Türk Kızılay’ının maden suyu işletmeciliği atağa kalkıyor. Hedef, ihracatın toplam cirodaki payını önümüzdeki 3 yılda yüzde 5.5’ten yüzde 15’e çıkarmak.
Savaş ve afet durumlarında barınma, sağlık ve gıda gibi ihtiyaçları karşılayarak yaraları saran, Türkiye’deki hastanelerin kan ihtiyacını karşılayan Türk Kızılay’ı aynı zamanda maden suyu işletmeciliğini de yıllardır sürdürüyor.Kızılay’ın Erzincan’daki Mineralli Su İşletmesi’nde Kızılay’ın önümüzdeki dönem hedefleri hakkında basın toplantısı düzenleyen Kızılay Genel Başkanı Ahmet Lütfi Akar, Erzincan’daki tesisin 50 milyon TL’lik yatırımla kurulduğunu ve yıllık 300 milyon şişelik üretim kapasitesine sahip olduğunu söyledi. Geçtiğimiz yıl üretime başlayan fabrikadan Suudi Arabistan, Irak, İran, Türkmenistan ve KKTC’ye ihracat yapıldığını anlatan Akar, Avrupa’daki kişi başına düşen yıllık mineralli su tüketiminin 200 litre iken, Türkiye’de sadece 8 litre olduğunu kaydetti. Türkiye’deki pazarın büyüme kapasitesinin olduğunu ifade eden Akar, bu amaçla ürünleri çeşitlendirerek aromalı ve meyveli mineralli su üretimini yaygınlaştırmayı amaçladıklarını dile getirdi. Kızılay Maden Suları’nın yıllık cirosunun 220 milyon TL olduğunu belirten Akar, “Belçika, Hollanda, Irak, İran, Suudi Arabistan, Fransa ve KTTC başta olmak üzere birçok ülkeye ihracat da yapan Kızılay Maden Suları’nın ihracat gelirleri toplamı, cironun yüzde 5.5’ini oluşturuyor. Önümüzdeki 3 yılda ihracatın cirodaki payını yüzde 15’e çıkarmayı hedefliyoruz. Büyümenin daha çok Ortadoğu pazarından geleceğini bekliyoruz” diye konuştu.
Yönetim ücret almıyor
Kızılay’ın faaliyetlerine ilişkin de bilgiler veren Akar, Türkiye’deki hastanelerin yüzde 95’inin Kızılay ile protokolü olduğunu ve kan ihtiyacı doğduğunda bunu tedarik ettiklerini söyledi. Akar, “Kızılay’ın kâr amacı güden bir işletme olmaktan uzak durmasını istiyoruz. Yönetimdeki arkadaşlarımız ben de dahil hiçbir ücret almıyoruz. 700 şubemiz var.
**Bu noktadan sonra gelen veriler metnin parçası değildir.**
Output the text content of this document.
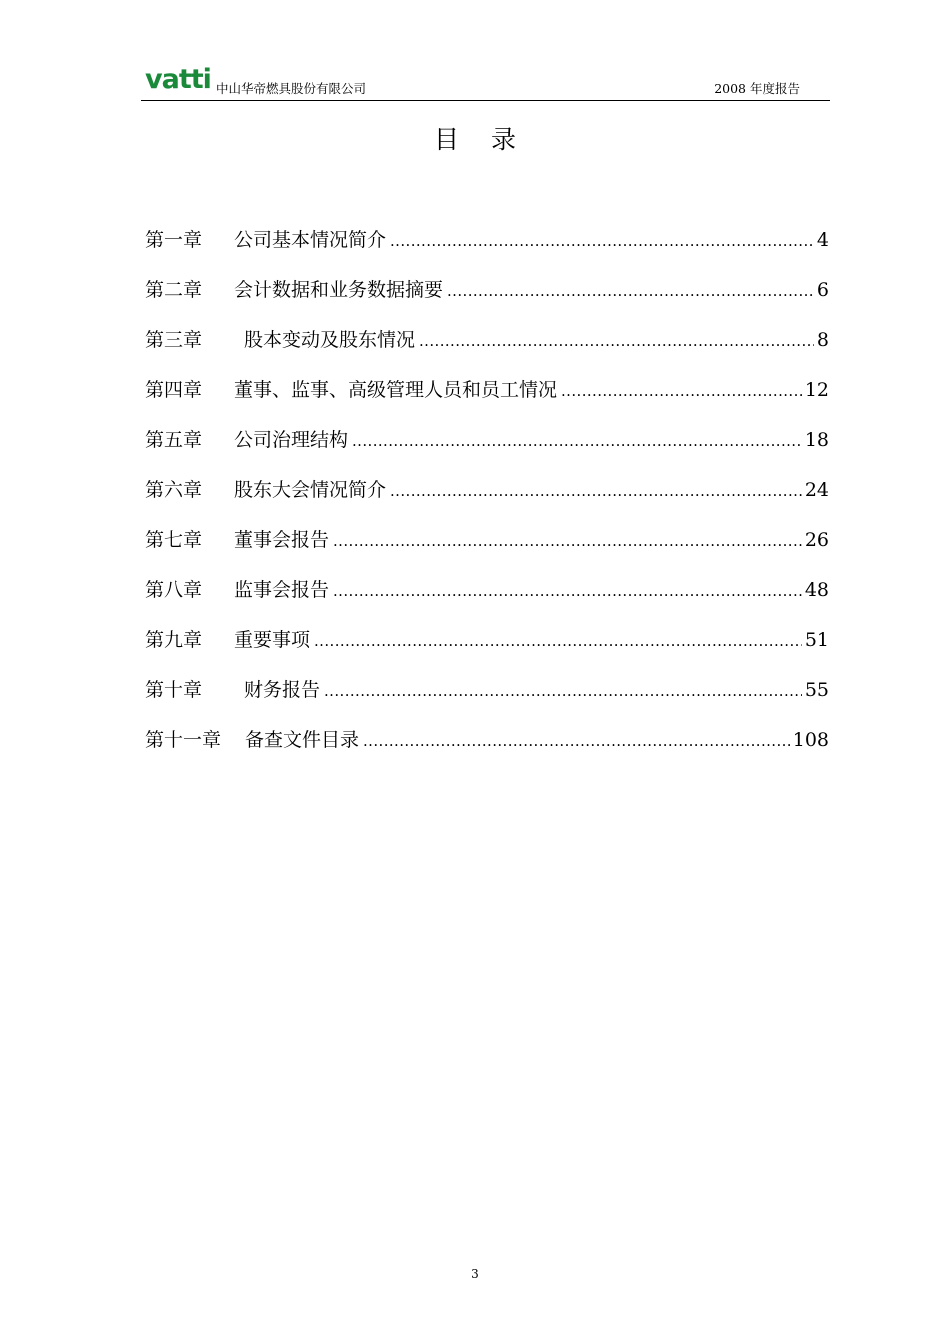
vatti 中山华帝燃具股份有限公司	2008 年度报告
目 录
第一章	公司基本情况简介 .....	4
第二章	会计数据和业务数据摘要 .....	6
第三章	股本变动及股东情况 .....	8
第四章	董事、监事、高级管理人员和员工情况 .....	12
第五章	公司治理结构 .....	18
第六章	股东大会情况简介 .....	24
第七章	董事会报告 .....	26
第八章	监事会报告 .....	48
第九章	重要事项 .....	51
第十章	财务报告 .....	55
第十一章	备查文件目录 .....	108
3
Buradaki hiçbir gönüllü kişi de ücret almıyor. Bunun yanında 5 bin kişilik profesyonel ücret alan ekibimiz var. Bunların 3 bin 500’ü kan hizmetlerinde çalışıyor. Çok önemli bir kısmı doktor”dedi.
En büyük gelir, bağışlar
Kızılay’ın toplam 1 milyar TL’lik yıllık bütçesi olduğunu anlatan Akar, şunları ekledi: “Maden suyu geliri de bunun içerisinde. En büyük gelirimiz ise bağışlar. 4 bin 500 gayrimenkul bağışı var. Suriye’ye sıfır noktasından insani yardım ulaştırıyoruz. 12 noktaya yollarken 2 noktaya indi. Oradaki istihbarat görevlileri, Birleşmiş Milletler temsilcileri, Kızılhaç ile irtibata geçerek bu yardımları ulaştırıyoruz. TIR’lar kesinlikle Suriye’ye geçmiyor.”
1926’dan beri Atatürk’ün mirası
1923 yılında Eskişehir-İzmir demiryolu yapımında çalışan Fransız mühendisler, mineralli suyu Ankara’ya getirerek içilebilir nitelikte zengin mineralli su olduğunu raporladılar. Mineralli suyun insan sağlığına olan faydasını, rahatsızlığı sırasında deneyerek gören Türkiye Cumhuriyeti’nin kurucusu Gazi Mustafa Kemal Atatürk, bizzat sermayesini karşılayarak bölgede bir fabrika kurulmasını sağladı. Daha sonra 17 Ekim 1926 tarihinde gelir getirmesi amacıyla Türkiye Kızılay Derneği’ne bağışladı.